Весной к нам перевели одного парня. Перевели не из параллельного класса, а из старшего, восьмого, в котором он сидел уже второй год. У него была настолько дремучая рожа закоренелого двоечника, что я не сразу разглядел в нем мученика, выстрадавшего эту нашу встречу во времени и пространстве. А между тем, оказывается, судьба давно копала мне яму. Пока я разбирал сложноподчиненные предложения, доказывал теорему Пифагора, читал «Записки охотника» – короче, стремился вперед, – он с таким же упрямством железно стоял на месте. А иногда, как в ту роковую весну, ему удавалось даже продвинуться назад. И когда его оставляли после уроков долбить зады, и когда выводили за четверть сплошные двойки, и когда отец порол его ремнем – всё это была лишь расплата авансом за будущий триумф.
И вот мы встретились…
То есть что значит встретились? Меня он, собственно, не заметил. Он был новичком, героем дня, диковинкой. К его рыжей физиономии были прикованы все взгляды, в то время как ему наши лица еще предстояло научиться различать где-то через месяц.
Зато он увидел Олю. Да и как можно было ее не увидеть!..

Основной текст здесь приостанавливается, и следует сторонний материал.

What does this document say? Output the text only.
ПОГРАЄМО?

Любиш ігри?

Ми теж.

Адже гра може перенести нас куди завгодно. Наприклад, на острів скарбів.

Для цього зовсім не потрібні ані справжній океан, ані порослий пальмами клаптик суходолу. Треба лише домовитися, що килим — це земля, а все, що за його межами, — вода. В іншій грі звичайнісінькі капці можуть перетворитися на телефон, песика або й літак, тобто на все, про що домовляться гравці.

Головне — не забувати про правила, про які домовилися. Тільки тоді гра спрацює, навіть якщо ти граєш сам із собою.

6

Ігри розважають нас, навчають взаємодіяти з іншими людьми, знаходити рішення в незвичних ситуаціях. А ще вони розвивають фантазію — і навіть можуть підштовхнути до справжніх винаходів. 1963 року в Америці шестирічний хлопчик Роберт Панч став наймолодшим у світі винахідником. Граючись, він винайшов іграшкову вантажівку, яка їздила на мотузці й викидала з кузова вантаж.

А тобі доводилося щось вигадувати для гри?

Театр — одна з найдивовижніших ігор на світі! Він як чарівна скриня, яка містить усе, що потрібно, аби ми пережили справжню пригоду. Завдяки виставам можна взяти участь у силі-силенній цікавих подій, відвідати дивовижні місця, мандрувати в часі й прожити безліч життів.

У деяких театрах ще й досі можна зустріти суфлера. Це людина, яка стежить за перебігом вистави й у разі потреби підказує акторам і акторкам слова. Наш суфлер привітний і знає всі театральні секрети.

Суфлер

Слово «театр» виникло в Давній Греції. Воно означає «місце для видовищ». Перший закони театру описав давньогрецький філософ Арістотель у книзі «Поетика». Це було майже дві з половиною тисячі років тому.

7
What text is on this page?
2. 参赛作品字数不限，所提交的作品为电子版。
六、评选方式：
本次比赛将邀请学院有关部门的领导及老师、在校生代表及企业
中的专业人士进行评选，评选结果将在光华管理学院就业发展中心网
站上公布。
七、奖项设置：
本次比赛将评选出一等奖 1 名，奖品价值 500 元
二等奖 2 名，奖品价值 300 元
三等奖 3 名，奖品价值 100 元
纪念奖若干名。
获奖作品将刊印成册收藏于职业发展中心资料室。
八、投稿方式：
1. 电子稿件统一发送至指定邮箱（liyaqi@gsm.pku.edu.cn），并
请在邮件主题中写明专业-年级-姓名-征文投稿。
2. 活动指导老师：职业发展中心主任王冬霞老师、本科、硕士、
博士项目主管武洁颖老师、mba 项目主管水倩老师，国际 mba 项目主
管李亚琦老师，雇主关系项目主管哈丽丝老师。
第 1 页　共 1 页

Так вот, рыжий обратил внимание на Олю и – конечно же! – не для того он, поротая задница, терпел лишения, не для того сопротивлялся, дубина, проникновению в голову знаний, а в душу поэзии, чтобы его охватил трепет, нерешительность или сомнения. К тому же рыжий не знал, что дружбу не предлагают, – и в этом было его преимущество. На первой же перемене он подошел к ней и сказал: «Давай дружить».
И Оля легко ответила: «Давай», – разом перечеркнув все мои завоевания.
В этот день ее портфель из школы понес он. А я, по инерции, плелся рядом, пока не опомнился и не сообразил, что выгляжу глупо. Тогда я свернул в какой-то переулок, и Оля – вот ирония судьбы! – удивилась и, похоже, обиделась: почему это я сворачиваю, когда нам по пути?
Потом, впрочем, она перестала удивляться. Рыжий сыграл свою роль – и только. Он снял с Оли табу, расколдовал царевну, но сам оказался далеко не королевичем Елисеем и скоро вынужден был отступить перед длинноногими спортсменами и причесанными на косой пробор звездами школьной самодеятельности…
Здесь можно бы поставить точку. Собственно, на этом именно месте ее и поставил когда-то в своем дневнике один разочарованный юноша. Но он не знал еще, что жизнь долго казнит умных мальчиков, затвердивших разные высокие изречения.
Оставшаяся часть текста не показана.